City staff told East Vancouver brewery to remove its nine-year-old mural
Storm Brewing spent about $2,500 to have local artists paint its mural in 2014

Vancouver city councillors are voicing support for a mural on the side of East Vancouver's Storm Brewing, which city staff told brewery owner James Walton to remove because it depicts alcohol. 

Walton told BIV this afternoon that city staff first contacted him about six weeks ago, with a complaint about his mural.

"We've been going back and forth," he said. "They were like, 'You have to do it right away.' And then we're like, 'OK, well, we want to get it approved.' And then they're like, 'Oh, we can't approve that.'"

The beef with the mural is that it promotes drinking and shows kegs of beer with beer flowing out, and some rats seemingly consuming the beer and getting drunk. 

The mural also contains the large word, "Storm," and could be seen as an advertisement for the brewery, but Walton said that the brewery's branding comprises less than 10 per cent of the mural and therefore would conform to city signage bylaws. 

Councillors, such as Sarah Kirby-Yung, Peter Meiszner and Lisa Dominato, voiced support for the mural and relayed messages to Storm Brewing that they are looking into the matter. 

Kirby-Yung posted a Twitter poll, asking people to vote on whether Vancouver should change its mural and signage rules to allow local businesses such as Storm Brewing to have murals on their own buildings that include their business name and an artistic depiction of what they offer.

By early afternoon today (July 20), more than 90 per cent of respondents said that they supported business owners' abilities to do this.

"It's a fun mural by local artists and it doesn't make any sense to take away that expression, creativity and that experience," she told BIV this afternoon in an interview.

"Something I'm looking into is amending bylaws, and potentially bringing a motion to allow local businesses in our city to have murals that showcase the experiences that they're offering on their own premises."

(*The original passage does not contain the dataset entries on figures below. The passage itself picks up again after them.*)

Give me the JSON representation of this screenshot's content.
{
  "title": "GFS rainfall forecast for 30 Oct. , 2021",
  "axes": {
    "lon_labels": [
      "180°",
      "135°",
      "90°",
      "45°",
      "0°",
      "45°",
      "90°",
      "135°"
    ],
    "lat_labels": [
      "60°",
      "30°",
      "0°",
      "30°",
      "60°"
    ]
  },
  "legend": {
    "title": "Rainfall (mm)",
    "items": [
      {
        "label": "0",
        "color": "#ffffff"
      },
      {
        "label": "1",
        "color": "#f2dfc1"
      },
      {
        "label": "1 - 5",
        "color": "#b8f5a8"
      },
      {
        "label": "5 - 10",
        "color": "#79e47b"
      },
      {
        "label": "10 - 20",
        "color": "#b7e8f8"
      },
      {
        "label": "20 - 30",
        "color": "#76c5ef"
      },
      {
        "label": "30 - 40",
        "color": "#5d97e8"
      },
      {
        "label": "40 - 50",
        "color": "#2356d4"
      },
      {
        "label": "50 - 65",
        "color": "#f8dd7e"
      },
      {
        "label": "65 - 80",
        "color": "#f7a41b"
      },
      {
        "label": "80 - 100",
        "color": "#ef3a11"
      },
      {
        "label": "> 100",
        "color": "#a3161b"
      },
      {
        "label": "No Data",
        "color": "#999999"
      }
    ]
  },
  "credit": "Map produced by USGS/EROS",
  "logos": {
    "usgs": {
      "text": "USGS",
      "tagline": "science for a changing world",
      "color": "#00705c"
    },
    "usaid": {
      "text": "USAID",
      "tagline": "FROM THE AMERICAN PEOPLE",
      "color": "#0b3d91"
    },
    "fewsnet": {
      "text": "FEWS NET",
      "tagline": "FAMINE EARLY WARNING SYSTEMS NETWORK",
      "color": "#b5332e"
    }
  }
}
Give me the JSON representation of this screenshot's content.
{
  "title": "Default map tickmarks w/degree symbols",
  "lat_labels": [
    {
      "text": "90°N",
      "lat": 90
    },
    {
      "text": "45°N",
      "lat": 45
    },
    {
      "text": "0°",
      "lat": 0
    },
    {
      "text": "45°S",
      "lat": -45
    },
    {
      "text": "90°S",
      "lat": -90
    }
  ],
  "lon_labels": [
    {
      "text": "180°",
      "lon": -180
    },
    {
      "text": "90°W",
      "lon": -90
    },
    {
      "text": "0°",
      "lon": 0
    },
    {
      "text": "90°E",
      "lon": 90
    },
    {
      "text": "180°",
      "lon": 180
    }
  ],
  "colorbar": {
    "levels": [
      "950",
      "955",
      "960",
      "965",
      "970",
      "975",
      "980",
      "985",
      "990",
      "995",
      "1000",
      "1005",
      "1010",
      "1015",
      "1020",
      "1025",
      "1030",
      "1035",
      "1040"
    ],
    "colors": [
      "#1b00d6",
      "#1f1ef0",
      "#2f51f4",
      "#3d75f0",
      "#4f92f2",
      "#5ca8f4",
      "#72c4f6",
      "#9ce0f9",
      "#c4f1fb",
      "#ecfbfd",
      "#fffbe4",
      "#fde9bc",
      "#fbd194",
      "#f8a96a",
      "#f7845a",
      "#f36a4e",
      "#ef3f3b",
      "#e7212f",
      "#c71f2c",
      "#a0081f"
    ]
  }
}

She said that she has contacted Vancouver city staff and she believes that the director of planning has discretion about whether to allow Storm's mural. 

Walton said that he paid local artists about $2,500 to paint the mural in 2014, even though his company's social media posts said the mural is 10 years old.  

Murals give cities vitality, say councillors, heritage advocates

Murals, Kirby-Yung said, give cities character. 

"We're about to start the Vancouver Mural Festival," she said. "They're going to have their opening in another 10 days. People love public art. It makes the city vibrant and fun and interesting. They are a creative expression of who we are in terms of people, and cultural diversity. It humanizes the public realm and the city."

Heritage advocate and former president of Heritage Vancouver, Don Luxton, agreed. 

He noted that when some buildings have been demolished, there are murals or painted advertising on the sides of remaining buildings that become visible and are cherished.

He added that the city historically has taken pains to save heritage signs, such as the Kaplan sign at the corner of Granville Street and West Broadway, because of heritage value. The city cared enough about saving the BowMac sign on West Broadway that it in 1997 designated that sign as a landmark worthy of heritage conservation. 

"There are all the neon signs on Granville Street, like the Vogue and the Orpheum," he said. "These are all parts of our urban landscape. There's a history of sign preservation. There's a history of murals."

He said that he did not think that having kegs of beer in a mural would have detrimental social effects.

"It's kind of far fetched to see it as really being socially destructive," he said. "I would call that bureaucratic overkill."